Ulrich Greiner bringt es auf den Punkt: Literarische Unbildung wird in der Öffentlichkeit nicht mehr kaschiert, sondern geradezu zur Schau gestellt. Unlängst begegnete mir ein Dr. phil., der über ein zeitgenössisches literarisches Thema promoviert hat und stolz verkündete, er habe Goethes Faust nie gelesen - und auch nicht lesen müssen. Da fragt man sich dann schon, ob ein Kanon nicht doch nötig wäre ... Doch auch er löst das Problem der allgemeinen (nicht nur literarischen) "Lesefaulheit" nicht. Nach der "Ära Gutenberg" haben Film und Fernsehen das Bild in den Vordergrund gedrängt. Nichts gegen das Bild als ästhetisches und emotionales Mittel - problematisch ist die dem Bild zugebilligte Ausschließlichkeit, die gefördert und gefordert wird.
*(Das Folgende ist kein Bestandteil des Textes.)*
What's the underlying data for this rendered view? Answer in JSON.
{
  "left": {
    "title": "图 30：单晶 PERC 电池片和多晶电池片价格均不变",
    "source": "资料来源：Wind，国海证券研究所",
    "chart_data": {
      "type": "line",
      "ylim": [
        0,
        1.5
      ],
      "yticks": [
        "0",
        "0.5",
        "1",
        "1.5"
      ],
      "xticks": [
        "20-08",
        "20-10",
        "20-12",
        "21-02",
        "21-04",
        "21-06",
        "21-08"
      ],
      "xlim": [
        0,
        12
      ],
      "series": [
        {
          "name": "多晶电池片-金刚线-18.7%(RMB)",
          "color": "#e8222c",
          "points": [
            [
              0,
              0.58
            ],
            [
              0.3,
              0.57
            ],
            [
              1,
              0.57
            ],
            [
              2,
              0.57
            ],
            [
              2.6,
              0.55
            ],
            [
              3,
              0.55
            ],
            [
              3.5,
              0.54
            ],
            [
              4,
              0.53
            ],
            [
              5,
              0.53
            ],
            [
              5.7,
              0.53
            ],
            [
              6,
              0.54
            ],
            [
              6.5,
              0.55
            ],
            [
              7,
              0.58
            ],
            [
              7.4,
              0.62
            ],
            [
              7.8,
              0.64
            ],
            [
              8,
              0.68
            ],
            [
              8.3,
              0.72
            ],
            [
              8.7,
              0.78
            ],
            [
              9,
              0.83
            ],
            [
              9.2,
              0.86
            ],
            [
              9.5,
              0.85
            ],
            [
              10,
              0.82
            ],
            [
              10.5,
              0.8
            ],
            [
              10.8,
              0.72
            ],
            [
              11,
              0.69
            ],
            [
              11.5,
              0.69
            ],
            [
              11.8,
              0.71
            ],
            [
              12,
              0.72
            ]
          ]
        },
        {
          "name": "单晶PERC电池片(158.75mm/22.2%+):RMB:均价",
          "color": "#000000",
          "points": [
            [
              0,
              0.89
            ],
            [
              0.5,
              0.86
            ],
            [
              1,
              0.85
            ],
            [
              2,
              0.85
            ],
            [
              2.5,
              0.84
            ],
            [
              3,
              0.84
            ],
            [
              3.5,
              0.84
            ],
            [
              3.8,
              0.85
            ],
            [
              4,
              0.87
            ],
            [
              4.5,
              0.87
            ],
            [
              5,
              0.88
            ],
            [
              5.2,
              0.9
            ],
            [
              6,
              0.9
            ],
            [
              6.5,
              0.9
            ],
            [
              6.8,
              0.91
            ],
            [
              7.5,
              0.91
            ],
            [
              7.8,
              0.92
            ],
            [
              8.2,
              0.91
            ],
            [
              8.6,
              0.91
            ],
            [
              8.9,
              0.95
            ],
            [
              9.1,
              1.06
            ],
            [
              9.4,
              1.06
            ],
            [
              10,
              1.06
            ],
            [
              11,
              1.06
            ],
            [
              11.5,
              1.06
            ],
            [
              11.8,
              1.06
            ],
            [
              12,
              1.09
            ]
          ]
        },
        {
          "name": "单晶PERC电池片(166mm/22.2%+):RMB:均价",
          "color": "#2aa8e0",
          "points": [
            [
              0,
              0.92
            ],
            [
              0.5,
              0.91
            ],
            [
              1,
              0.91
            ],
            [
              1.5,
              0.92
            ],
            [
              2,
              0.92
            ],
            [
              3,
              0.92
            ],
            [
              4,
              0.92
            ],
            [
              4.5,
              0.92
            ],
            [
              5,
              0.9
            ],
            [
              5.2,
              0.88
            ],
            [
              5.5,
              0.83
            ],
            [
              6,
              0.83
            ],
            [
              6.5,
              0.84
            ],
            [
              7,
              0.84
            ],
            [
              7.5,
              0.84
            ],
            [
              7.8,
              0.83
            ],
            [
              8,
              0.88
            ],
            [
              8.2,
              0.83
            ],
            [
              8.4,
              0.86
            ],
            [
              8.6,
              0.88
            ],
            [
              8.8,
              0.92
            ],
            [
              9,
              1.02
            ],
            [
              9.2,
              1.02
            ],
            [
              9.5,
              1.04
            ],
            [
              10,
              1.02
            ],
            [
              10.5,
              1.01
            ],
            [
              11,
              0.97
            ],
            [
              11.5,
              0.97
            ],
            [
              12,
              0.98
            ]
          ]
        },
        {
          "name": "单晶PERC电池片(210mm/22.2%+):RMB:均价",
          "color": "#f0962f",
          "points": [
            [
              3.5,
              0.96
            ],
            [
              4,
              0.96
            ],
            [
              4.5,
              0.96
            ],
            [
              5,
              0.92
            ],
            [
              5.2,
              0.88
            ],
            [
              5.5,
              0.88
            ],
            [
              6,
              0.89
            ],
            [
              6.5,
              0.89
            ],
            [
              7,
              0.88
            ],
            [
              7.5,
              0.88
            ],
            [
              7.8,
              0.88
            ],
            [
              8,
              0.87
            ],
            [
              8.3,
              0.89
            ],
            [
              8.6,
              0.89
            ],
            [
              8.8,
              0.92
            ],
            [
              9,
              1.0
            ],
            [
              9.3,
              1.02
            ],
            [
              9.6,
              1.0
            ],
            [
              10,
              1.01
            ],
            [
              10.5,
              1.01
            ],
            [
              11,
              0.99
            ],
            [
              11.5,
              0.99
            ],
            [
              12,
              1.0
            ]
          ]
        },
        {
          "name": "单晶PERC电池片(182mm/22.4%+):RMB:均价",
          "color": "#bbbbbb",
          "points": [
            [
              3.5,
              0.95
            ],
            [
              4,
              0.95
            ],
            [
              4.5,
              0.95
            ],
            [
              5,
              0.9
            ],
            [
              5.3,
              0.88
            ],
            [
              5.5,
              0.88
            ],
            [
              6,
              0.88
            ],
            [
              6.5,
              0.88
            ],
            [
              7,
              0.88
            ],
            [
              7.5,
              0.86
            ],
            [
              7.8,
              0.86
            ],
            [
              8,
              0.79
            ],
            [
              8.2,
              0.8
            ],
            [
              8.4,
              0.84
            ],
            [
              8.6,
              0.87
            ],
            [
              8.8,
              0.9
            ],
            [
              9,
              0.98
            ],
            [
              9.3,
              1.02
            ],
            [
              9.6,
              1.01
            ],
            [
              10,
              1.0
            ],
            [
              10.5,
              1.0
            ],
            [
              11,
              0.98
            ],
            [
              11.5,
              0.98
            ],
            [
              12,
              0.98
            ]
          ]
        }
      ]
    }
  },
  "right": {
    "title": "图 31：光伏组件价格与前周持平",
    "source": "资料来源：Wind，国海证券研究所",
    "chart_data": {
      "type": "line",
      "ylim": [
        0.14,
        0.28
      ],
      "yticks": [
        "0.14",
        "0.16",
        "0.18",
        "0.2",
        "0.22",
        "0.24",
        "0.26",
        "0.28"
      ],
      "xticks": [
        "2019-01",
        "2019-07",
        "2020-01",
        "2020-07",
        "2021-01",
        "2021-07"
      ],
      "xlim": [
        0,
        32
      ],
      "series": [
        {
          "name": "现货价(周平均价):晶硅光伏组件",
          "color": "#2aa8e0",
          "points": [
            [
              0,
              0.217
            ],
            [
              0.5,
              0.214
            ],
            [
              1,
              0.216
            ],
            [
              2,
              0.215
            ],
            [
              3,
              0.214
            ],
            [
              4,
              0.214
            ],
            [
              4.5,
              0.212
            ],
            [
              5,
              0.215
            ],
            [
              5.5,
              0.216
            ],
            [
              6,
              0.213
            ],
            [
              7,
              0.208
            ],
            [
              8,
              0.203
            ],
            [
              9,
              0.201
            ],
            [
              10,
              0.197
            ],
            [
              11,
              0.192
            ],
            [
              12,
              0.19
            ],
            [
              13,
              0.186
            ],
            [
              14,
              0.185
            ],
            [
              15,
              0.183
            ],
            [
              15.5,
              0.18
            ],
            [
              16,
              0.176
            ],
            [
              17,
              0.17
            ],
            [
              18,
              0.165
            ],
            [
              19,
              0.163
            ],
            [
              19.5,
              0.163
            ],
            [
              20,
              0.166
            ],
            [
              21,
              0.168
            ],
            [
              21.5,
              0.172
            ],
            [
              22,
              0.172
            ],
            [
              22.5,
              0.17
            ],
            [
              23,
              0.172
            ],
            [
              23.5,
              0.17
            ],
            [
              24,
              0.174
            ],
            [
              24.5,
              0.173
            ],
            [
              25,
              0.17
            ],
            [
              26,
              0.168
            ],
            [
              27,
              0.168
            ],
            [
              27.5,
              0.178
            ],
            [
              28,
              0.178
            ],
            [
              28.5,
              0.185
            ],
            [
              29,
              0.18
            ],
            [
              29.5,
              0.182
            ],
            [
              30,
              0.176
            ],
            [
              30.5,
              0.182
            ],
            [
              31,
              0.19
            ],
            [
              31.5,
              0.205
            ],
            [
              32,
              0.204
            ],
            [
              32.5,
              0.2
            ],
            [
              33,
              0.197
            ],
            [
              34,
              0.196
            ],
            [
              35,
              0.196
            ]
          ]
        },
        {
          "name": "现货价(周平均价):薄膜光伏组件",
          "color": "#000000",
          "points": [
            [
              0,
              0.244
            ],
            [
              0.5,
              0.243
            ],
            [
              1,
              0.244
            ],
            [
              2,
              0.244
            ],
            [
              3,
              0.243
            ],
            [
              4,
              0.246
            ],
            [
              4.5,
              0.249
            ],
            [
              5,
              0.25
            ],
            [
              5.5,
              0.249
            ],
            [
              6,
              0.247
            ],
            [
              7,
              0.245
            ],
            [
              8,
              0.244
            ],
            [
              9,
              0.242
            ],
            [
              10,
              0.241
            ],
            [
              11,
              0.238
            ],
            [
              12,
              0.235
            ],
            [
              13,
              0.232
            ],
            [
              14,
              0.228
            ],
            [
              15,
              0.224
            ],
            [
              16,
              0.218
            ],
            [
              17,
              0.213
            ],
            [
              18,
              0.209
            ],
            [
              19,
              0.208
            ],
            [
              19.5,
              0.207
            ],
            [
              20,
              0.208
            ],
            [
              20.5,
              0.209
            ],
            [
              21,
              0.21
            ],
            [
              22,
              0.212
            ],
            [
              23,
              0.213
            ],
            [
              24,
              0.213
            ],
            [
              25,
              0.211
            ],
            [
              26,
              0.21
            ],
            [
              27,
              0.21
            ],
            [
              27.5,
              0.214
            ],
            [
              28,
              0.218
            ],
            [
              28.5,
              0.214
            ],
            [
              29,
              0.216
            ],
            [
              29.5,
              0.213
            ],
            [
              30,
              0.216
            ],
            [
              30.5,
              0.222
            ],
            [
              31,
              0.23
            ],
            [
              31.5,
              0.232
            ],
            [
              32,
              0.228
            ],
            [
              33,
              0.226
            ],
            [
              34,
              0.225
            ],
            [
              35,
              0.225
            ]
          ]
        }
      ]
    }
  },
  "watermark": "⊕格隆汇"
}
Aber nun wird am Horizont ein Silberstreifen sichtbar: Über die Hintertreppe betritt wieder "Gutenberg" das Haus der multimedialen Zukunft. Analphabeten (auch funktionale Analphabeten) können am Computer nicht einmal spielen. Sie müssen - erst recht bei anderen Anwendungen - lesen (können): die kiloschweren Handbücher wie den Bildschirminhalt. Beim Internet geht es sogar einen Schritt weiter: Wer nicht nur suchen, sondern in der Informationsflut auch etwas finden will, muß lesen, verstehen und abstrahieren können. Wer im "globalen Dorf" per E-Mail kommunizieren will, muß wieder schreiben (lernen). Daß es da mit der Rechtschreibung noch gewaltig hapert, sei unwidersprochen, aber: Es wird wieder viel mehr gelesen und geschrieben als vor zehn Jahren. Darum führt Greiners Gegensatzpaar Windows versus Antigone in die Irre: Vom Computerbildschirm führt zwar keine direkte Autobahn zur (Wiederentdeckung der) Literatur, aber viele kleine Landstraßen und Stege; auf jeden Fall mehr als vom TV-Bildschirm aus.

Franz Csiky Bruchsal

Nichts gegen einen Kanon, den die ZEIT veröffentlicht, oder die Büchergilde in ihrem Katalog. Von mir aus darf man ihn auch von den Kirchenkanzeln singen. Aber Sie machen sich, glaube ich, keine Vorstellungen, was er in den Händen von LehrerInnen und Kultusbürokratien bewirkt. Hier wird der Kanon nämlich ganz schnell zur Kanone, mit der auf lebende SchülerInnen geschossen wird. Es ist ja nicht so, daß es diese schwere Waffe in der Hand der "Volksbildner" gegen die jungen Gehirne derzeit nicht gäbe. Schauen Sie mal die Lehrpläne an. Damit wird tagtäglich scharf geschossen. Die Verletzten in den Deutschklassen der Nation können einen Kanon davon singen.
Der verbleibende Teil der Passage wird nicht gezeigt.